Février 2003, j’ai à peine 11 ans. Le repas de famille touche à sa fin et, alors que tout le monde sort de table progressivement, mes parents me regardent dans les yeux : « Serais-tu tentée de faire tes études au pensionnat ? » Ouf… Heu… Le pensionnat ? Vraiment ?
J’ai en tête ces mots, tirés de la Guerre des boutons (que je connaissais par cœur et que j’adorais) : « Si tu continues à ne pas être sage, je t’envoie au pensionnat ! » Dois-je donc y voir une menace ? Moi qui avais justement l’impression d’être un peu trop sage… Un délai de réflexion m’est accordé, mais très vite je comprends qu’il faut choisir au plus vite. En effet, la soirée portes ouvertes est prévue à la fin du mois et la liste d’attente est longue ; si je tiens (ou, autre alternative plus réaliste, comme mes parents tiennent) vraiment à entrer au pensionnat l’année prochaine, nous n’avons pas le temps de trainer, d’analyser la situation et de lister les avantages et les inconvénients trop longtemps. Tout au plus, j’ai une semaine pour prendre une décision qui changera radicalement ma vie. Qui dit mieux ?
C’est de cette manière que je fus embarquée, petite jeune fille, un peu malgré moi et avec pour seul argument « mais, tu sais, tous les gens que l’on connait ont adoré cette expérience et ils en gardent de très bons souvenirs » dans une aventure qui se terminera en toute logique le 30 juin 2009, j’ai survécu aux six années de pensionnat, je ne suis pas partie avant la fin, une certaine fierté. Je n’avais pas vraiment eu le choix, j’étais pourtant sage et… je n’ai jamais douté de l’amour que mes parents me portaient.
Février 2013, dix années se sont écoulées, dix ans depuis la fameuse « presque décision », et l’envie de coucher sur papier ce qu’elle a pu engendrer me prend. On organise les traditionnelles retrouvailles, on échange nos souvenirs, on rit, on se surprend à la nostalgie. À cette époque, nous avons vécu un tiers de notre existence ensemble, ce qui représente six années chargées en émotions, ça nous parait important.
Je n’écris pas uniquement un livre de souvenirs, j’aimerais ici aussi retracer brièvement l’histoire du pensionnat, faire le point sur son état actuel (car oui, il est encore « à la mode », il s’est même beaucoup modernisé !), mais aussi faire rêver les moins casaniers d’entre vous avec les pensionnats les plus célèbres de l’Histoire… et de la littérature !

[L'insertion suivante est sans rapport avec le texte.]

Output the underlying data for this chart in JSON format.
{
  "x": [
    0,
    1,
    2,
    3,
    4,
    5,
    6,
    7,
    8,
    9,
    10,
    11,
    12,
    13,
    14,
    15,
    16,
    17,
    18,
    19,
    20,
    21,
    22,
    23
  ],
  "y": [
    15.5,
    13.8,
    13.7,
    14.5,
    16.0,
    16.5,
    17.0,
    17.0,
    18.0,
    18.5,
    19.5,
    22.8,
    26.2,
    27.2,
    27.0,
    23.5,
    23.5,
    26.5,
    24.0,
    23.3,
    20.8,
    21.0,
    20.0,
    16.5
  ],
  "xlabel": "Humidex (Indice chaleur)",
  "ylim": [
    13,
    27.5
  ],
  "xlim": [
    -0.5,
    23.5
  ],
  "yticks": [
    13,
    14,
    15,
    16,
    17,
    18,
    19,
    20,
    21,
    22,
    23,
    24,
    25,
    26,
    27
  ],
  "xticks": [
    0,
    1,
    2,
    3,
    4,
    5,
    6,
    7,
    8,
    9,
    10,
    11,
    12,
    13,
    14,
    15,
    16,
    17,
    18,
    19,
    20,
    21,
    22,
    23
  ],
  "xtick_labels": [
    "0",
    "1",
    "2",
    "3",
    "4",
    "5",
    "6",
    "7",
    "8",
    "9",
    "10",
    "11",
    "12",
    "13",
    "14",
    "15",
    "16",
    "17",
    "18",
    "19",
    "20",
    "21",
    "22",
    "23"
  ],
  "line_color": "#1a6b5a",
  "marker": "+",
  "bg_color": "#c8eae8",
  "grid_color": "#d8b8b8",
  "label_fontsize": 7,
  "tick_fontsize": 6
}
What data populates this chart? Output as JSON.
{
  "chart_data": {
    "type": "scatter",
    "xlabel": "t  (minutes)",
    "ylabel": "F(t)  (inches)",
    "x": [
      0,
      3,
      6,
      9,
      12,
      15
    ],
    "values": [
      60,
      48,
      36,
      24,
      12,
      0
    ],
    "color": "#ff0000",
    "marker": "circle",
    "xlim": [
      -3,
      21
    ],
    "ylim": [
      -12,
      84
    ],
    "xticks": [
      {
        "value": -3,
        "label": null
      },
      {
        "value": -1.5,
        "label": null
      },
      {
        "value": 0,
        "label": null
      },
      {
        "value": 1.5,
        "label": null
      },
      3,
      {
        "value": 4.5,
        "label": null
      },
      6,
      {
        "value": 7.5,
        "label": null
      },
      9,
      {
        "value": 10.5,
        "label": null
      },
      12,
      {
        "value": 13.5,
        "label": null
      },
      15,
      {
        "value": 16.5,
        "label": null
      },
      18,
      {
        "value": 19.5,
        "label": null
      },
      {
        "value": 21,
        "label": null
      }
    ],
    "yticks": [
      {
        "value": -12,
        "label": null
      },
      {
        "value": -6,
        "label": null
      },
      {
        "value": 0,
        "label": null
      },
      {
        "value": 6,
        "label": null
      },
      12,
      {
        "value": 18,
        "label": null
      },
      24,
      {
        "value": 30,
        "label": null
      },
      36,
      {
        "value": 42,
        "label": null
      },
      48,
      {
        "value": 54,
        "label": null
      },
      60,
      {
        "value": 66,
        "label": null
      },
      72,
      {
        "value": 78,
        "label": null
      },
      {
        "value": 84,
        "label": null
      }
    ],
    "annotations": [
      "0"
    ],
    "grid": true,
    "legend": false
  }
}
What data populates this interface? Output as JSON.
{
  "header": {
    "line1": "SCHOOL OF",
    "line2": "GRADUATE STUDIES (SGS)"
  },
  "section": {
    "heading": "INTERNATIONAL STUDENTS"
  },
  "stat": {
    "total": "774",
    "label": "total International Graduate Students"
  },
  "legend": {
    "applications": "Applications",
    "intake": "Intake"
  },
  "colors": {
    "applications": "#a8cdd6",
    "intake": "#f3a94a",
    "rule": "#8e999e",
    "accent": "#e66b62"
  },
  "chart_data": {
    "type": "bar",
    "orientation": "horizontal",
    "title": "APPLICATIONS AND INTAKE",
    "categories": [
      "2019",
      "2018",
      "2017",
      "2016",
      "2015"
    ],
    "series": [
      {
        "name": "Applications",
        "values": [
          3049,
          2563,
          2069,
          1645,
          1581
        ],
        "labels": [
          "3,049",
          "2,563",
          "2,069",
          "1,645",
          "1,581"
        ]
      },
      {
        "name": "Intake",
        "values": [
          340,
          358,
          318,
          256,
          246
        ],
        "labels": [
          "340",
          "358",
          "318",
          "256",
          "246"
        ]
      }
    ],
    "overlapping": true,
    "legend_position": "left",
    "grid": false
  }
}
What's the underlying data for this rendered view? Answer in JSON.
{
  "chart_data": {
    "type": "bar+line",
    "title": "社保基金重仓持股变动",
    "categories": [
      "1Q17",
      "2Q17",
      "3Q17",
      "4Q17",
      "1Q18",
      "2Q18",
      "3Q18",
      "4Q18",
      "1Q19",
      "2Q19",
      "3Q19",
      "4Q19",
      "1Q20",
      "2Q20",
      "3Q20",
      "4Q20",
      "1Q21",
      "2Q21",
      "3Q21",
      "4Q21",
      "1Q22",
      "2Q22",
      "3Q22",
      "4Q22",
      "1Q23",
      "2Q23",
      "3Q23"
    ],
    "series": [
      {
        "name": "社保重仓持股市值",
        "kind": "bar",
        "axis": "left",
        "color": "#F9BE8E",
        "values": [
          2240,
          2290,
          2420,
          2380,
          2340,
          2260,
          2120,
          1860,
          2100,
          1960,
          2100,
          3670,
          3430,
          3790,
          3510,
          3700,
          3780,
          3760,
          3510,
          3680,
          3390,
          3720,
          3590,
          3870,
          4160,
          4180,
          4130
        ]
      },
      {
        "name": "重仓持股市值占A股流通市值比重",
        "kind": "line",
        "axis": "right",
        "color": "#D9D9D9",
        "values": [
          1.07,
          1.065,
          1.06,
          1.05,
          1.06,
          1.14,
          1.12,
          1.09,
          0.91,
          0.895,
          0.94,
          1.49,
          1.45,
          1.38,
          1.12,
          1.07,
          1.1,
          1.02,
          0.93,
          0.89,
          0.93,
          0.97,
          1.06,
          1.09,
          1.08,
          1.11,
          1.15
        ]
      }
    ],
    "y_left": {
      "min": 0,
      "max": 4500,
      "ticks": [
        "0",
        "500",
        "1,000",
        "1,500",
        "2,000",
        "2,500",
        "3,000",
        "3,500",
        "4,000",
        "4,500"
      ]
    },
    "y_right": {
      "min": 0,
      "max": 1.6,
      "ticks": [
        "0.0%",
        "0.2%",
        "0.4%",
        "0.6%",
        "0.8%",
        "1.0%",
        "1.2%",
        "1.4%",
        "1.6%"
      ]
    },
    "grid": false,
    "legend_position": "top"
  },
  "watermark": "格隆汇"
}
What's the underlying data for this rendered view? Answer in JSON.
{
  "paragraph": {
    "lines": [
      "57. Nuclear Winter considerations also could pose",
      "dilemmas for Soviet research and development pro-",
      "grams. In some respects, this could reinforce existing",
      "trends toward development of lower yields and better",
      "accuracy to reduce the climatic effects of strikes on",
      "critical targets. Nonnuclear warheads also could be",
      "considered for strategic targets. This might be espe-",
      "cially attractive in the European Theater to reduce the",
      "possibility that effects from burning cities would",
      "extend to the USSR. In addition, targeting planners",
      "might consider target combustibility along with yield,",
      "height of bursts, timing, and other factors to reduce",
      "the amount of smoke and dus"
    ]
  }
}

Mais surtout, surtout, évacuer une idée vieille comme le monde et trop souvent entendue, idée qui peut briser plus d’un adolescent : si vos parents décident de vous envoyer au pensionnat, ce n’est absolument pas parce qu’ils ne vous aiment pas… bien au contraire !
Contrairement aux idées reçues, le pensionnat ne voit pas son expansion à cause de l’éloignement de l’école et du domicile, bien au contraire. Les écoles étant, pour la plupart, paroissiales, elles se trouvaient donc, de cette façon, à proximité du domicile de leurs élèves : tout le monde fréquentait l’école dite du village et rentrait chaque soir dans ses pénates, aider dans les champs ou au ménage. En revanche, la formation professionnelle immédiate, chez un maître, voit, dès le Moyen-Âge, les prémisses de nos pensionnats modernes. Les maîtres accueillaient en effet chez eux leurs apprentis, et ce pour une semaine, un mois, une année ou le temps complet de l’apprentissage, sans retour au domicile. C’est également, et pour les mêmes raisons, que l’université, qui était au départ une école de formation professionnelle des clercs, va être la source d’implantation des pensionnats. À partir du XIIIe siècle, l’université de Paris crée de nombreuses congrégations permettant aux étudiants de se loger, de se nourrir et de se blanchir afin d’être plus proches de leur lieu d’étude. Ces congrégations deviendront à partir du XVIe siècle les fameux « collèges ». Progressivement, ces collèges « voleront » à l’université ses enseignements et l’ensemble des cours y sera dispensé, l’université ne se contentant plus que de certifier les grades : bacheliers, licenciés… Au XIXe siècle, l’université est réinventée et redevient un lieu total d’enseignement, il est donc difficile de délimiter la notion de pensionnat.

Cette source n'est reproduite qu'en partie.